Le réveillon de Nouvel An s'annonçait paisible : Lou venait avec son compagnon, qu'il ne connaissait pas, Clément se joignait à eux, bref soirée entre gens cools en perspective.

Il revint dans le salon. A la télé, un inoffensif documentaire sur les loutres devant lequel Adel sommeillait, installé sur le canapé, emballé dans un plaid. Nathanael vint s'asseoir près de lui. Le soldat avait eu une mauvaise nuit, un peu agitée, réveillant Nathanael en sursaut. Le dessinateur avait bien peiné à l'apaiser, le gardant longuement dans ses bras, caressant son dos jusqu'à ce qu'il se rendorme, ce qui lui avait valu de siester aussi dans l'après-midi pour se retaper un peu lui-même en vue de la soirée.

« Ça va, toi ? »

Adel bâilla, faisant bâiller son mari par ricochet. Nathanael sourit, se resserra un peu contre Adel pour passer son bras autour de ses épaules.

« Toi, tu vas pas tenir jusque minuit, hein... C'est pas grave, dit-il doucement avant d'embrasser sa joue. On essayera de pas faire trop de bruit quand tu seras couché pour pas te déranger... »

Adel ne répondit bien sûr pas, mais il était visiblement plutôt détendu.

S'il demeurait amorphe, le convalescent n'en était pas moins de plus en plus « conscient » pour qui pouvait le voir. S'il réagissait de plus en plus fréquemment aux sons, sursautant aux sonneries de la porte ou des téléphones ou se relaxant à l'écoute de certaines musiques, il lui arrivait aussi de suivre vaguement une silhouette du regard ou même de lever le nez quand certaines odeurs lui parvenaient.

L'équipe médicale trouvait ça très encourageant.

Le documentaire s'acheva sur une belle image de la petite famille de loutres pataugeant dans l'eau et comme ce qui allait suivre était moins sympathique, un documentaire sur les dernières avancées de la police scientifique, Nathanael changea de chaine pour tomber sur un dessin animé qui, lui non plus, ne risquait pas trop de stresser son mari. C'était assez chantant et coloré pour juste les occuper sans heurt.

Clément arriva le premier, vers 18h30, et frappa doucement à la porte, selon les consignes reçues. Nathanael alla l'accueillir et les deux vieux amis s'étreignirent avec chaleur :

« Salut Clem ! Bienvenue !

– Merci, content de te voir, vieux ! Ça va ?

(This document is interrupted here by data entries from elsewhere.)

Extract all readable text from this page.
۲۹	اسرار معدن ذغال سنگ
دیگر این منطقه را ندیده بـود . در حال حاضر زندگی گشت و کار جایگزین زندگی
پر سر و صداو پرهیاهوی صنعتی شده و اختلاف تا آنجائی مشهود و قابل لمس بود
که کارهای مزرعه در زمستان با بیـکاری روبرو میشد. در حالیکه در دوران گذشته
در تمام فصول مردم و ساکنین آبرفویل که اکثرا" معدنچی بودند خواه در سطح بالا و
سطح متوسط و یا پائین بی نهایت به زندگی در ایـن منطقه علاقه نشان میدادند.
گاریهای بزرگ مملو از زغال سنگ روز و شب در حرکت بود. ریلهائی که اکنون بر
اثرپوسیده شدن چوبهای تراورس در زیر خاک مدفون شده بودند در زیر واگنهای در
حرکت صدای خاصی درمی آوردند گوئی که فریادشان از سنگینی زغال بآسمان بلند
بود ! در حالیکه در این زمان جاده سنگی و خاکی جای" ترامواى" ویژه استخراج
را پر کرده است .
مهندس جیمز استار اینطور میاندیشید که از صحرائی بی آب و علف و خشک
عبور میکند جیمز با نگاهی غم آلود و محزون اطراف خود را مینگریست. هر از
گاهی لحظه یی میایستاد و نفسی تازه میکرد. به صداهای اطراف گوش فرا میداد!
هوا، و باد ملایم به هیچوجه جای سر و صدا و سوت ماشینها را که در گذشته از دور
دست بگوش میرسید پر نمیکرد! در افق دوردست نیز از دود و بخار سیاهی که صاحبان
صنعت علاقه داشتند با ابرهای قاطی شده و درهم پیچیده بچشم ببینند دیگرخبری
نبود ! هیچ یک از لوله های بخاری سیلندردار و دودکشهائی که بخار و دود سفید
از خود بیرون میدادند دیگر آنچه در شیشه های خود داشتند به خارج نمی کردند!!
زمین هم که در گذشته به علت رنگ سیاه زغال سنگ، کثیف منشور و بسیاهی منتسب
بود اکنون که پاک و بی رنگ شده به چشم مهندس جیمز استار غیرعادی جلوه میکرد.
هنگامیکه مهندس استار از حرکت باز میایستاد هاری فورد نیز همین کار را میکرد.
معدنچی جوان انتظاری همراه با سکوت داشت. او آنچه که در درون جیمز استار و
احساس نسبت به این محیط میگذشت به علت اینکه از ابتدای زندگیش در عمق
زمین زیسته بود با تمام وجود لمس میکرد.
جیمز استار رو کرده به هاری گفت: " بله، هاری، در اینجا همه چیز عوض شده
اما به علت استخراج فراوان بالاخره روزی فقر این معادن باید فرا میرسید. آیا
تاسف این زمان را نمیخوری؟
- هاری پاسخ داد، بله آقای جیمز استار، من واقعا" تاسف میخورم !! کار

– Ouais, ouais, tranquille, entre vite au chaud ! »

Clément laissa son manteau et son sac dans la chambre d'amis. Il était prévu qu'il dorme là, comme les deux autres, si le besoin s'en faisait sentir, il avait donc prévu quelques affaires. Il avait aussi emmené sa guitare.

Puis, ils allèrent au salon. Clément eut une mimique navrée en voyant Adel, qui, lui, ne semblait pas particulièrement plus stressé de sa présence. Il alla s'accroupir à côté du blessé et tapota son épaule :

« Salut, Adel... Ça fait super plaisir de te voir, on te fera la sérénade tout à l'heure si tu veux... »

Nathanael sourit.

« Bonne idée. Joue-lui un petit air tranquille pendant que je prépare un peu pour tout à l'heure.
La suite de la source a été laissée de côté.